Dec 29, 2011  •  Post A Comment

The death of a chimpanzee that is said to have played Cheetah in the “Tarzan” movies of the early 1930s, which was reported yesterday, has become clouded by controversy, Time reports.

“Cheetah” reportedly died of kidney failure at a Florida animal sanctuary at age 80. But now doubts have surfaced about whether the animal that died was in fact in the Tarzan movies.

Time reports: “Debbie Cobb, outreach director at the Suncoast Primate Sanctuary in Palm Harbor, said Wednesday that her grandparents acquired Cheetah around 1960 from ‘Tarzan’ star Johnny Weissmuller and that the chimp appeared in Tarzan films between 1932 and 1934. During that period, Weissmuller made ‘Tarzan the Ape Man’ and ‘Tarzan and His Mate.’ But Cobb offered no documentation, saying it was destroyed in a 1995 fire.”

Other accounts say a chimp named either Jiggs or Mr. Jiggs played Cheetah during that period before its death in 1938. What’s more, some experts say “an 80-year-old chimpanzee would be extraordinarily old, perhaps the oldest ever known,” the story reports.

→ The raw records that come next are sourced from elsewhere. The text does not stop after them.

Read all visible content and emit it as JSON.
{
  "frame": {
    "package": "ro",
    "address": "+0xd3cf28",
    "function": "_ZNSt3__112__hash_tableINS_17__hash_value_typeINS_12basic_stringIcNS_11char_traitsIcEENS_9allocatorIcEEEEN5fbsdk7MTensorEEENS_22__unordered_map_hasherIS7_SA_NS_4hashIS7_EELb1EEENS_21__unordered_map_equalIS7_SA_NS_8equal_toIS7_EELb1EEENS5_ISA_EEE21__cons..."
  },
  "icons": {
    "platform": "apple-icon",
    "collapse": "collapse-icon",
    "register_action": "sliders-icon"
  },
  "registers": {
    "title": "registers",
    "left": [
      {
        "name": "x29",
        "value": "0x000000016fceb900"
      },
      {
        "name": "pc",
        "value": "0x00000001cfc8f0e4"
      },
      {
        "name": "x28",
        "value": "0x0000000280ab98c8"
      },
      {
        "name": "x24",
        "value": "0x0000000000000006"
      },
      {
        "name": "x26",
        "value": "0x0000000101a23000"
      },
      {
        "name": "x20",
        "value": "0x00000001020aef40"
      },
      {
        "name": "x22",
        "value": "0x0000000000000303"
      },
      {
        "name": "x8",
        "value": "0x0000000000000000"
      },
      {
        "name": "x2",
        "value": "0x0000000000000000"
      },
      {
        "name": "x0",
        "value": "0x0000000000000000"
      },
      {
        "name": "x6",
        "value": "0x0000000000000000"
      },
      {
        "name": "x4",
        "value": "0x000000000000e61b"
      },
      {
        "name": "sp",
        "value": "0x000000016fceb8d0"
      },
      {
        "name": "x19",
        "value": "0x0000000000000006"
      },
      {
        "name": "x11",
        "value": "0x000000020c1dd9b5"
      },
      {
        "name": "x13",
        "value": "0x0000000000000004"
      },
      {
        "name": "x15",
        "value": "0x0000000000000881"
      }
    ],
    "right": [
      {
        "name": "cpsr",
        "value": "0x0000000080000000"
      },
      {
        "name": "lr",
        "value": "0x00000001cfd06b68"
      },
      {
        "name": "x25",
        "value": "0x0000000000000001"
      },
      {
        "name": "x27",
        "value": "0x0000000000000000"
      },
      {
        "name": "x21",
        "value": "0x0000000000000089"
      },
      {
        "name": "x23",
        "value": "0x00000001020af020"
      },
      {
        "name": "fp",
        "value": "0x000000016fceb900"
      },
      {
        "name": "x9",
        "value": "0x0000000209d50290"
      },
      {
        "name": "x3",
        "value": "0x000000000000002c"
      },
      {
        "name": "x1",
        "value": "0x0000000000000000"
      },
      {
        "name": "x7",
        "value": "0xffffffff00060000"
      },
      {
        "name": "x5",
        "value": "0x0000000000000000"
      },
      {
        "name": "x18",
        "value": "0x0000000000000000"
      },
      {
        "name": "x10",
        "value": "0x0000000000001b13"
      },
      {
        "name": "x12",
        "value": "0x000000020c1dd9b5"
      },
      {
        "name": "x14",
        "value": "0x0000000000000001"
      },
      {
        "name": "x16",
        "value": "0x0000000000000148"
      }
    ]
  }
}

The Time report adds: “According to many experts and Save the Chimps, another Florida sanctuary, chimpanzees in captivity generally live to between 40 and 60, though Lion Country Safari in Loxahatchee, Fla., says it has one that is around 73.”

This isn’t the first time controversy has surrounded the death of a chimp said to be Cheetah. An earlier claim about a chimpanzee actor that was featured alongside Weissmuller was debunked in 2008 by The Washington Post, Time reports.